PPA conference: has lined up top speakers

Magazine publishers are beginning to breathe again after years of panic, intimidation and misinformation caused by the impact of the internet, according to Paul Beatty, president of US-based Business Technology Communications.

At the PPA Magazines & B2B 2001 conference next week, Beatty will tell delegates that publishers are almost back on track.

He will say: "Publishers were intimidated by fear, stimulated by greed, invaded by a new culture which took control of their readers, advertisers and content.

"Major investments were made into the new world of the web. Publishers were boldly told this was the future. Many believed it and panic was the norm of the day. We attended print industry conventions and seminars where the word ‘print’ was rarely mentioned."

Sales people were sent out to sell products they did not understand, he says, and the power of the print and its value to the advertiser was no longer the guts of the print sales presentation.

Beatty claims the web proved a "big plus" in terms of its value for subscription, newsletters and reader service. He says that readership is more powerful than ever – up 42 per cent, having risen by 125 per cent over the past five years.

But he claims the readership and response success was pushed aside by the hype of the web and he accuses publishers of failing to look at the core business and recognise that the combination of web and print would give print more power.

In his speech, Beatty says print publishers made a major mistake by not taking the credit for print driving more buyers to seller websites than any other medium.

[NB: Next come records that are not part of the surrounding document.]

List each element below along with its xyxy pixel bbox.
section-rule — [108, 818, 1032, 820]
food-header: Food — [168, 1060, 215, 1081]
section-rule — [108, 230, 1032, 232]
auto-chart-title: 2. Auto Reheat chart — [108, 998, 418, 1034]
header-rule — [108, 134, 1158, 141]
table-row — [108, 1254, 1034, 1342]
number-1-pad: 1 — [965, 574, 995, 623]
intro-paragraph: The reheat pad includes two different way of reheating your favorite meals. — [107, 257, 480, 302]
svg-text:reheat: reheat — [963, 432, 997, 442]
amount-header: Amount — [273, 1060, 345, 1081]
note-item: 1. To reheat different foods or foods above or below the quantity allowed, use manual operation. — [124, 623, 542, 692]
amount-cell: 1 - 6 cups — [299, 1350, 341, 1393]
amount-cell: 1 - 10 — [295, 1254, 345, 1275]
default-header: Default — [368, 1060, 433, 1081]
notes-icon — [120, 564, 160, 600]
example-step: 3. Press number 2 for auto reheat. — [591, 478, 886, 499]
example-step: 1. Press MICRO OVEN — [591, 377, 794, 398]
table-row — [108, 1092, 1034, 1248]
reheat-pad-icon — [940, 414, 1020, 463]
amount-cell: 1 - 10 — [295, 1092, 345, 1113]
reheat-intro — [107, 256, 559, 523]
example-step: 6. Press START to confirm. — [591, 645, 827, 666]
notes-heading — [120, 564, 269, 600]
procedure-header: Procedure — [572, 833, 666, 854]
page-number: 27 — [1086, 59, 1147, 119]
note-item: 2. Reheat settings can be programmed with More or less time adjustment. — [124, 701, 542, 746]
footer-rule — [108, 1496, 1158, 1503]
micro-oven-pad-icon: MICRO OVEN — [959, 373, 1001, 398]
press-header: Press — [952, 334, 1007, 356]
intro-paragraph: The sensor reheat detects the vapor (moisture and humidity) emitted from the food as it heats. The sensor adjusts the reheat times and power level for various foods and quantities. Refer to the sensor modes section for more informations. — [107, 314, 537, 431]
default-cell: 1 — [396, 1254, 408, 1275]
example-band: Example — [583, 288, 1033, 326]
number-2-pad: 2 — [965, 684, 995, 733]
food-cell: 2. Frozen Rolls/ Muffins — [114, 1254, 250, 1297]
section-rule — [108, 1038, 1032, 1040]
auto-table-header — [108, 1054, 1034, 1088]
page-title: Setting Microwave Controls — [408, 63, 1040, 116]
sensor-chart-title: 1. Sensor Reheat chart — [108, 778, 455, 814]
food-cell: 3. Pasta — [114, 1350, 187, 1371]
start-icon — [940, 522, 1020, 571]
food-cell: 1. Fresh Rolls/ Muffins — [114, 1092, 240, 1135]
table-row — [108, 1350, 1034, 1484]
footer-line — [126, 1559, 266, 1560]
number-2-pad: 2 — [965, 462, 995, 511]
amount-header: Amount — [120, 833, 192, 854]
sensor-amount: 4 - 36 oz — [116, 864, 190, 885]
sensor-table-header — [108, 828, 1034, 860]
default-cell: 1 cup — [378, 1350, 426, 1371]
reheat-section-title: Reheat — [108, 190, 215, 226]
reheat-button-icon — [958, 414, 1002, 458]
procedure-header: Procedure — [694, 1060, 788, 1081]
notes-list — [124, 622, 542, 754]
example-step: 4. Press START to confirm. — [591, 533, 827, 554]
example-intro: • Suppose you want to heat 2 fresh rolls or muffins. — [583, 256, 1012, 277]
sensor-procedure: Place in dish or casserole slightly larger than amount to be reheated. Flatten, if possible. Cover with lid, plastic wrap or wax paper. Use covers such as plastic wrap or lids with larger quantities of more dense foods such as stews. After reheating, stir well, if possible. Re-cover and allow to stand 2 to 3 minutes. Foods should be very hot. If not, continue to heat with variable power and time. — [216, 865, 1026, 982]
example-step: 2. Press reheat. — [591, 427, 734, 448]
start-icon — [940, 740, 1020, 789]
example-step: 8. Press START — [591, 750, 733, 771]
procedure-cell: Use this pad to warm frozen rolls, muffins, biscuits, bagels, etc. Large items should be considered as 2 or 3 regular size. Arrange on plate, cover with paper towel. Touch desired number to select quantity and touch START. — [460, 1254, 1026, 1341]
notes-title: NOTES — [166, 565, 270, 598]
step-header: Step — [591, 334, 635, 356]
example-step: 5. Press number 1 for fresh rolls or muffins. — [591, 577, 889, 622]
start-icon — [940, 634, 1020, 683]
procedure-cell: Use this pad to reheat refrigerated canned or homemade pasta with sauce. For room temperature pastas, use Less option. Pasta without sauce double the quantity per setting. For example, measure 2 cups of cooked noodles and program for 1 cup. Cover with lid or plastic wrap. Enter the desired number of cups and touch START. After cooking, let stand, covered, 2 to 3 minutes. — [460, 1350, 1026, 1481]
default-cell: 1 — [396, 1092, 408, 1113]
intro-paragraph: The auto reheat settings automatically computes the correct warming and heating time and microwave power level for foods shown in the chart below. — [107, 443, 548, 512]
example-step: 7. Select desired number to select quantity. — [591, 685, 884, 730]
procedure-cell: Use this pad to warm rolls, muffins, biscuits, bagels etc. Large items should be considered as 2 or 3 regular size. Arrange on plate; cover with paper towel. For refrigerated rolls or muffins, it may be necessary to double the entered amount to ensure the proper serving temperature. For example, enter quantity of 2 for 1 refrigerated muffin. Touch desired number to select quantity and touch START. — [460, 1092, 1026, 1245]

Publishers were convinced they should be driving readers to the website and as a result of the new culture they continued to believe readership and response was down when in fact it was up, he says.

"Publishers were not tracking readers going from the printed page to websites. They blew a great opportunity. Today it is the most important marketing tool available to sell more print ads."

Other speakers at the conference next Tuesday and Wednesday, at the Grosvenor Hotel, London, will be: writer and academic Germaine Greer, Emap chief executive Kevin Hand, Hello! editor-in-chief Phil Hall, Conde Nast managing director Nicholas Coleridge, National Magazine Company managing director Terry Mansfield and VNU managing director Brin Bucknor.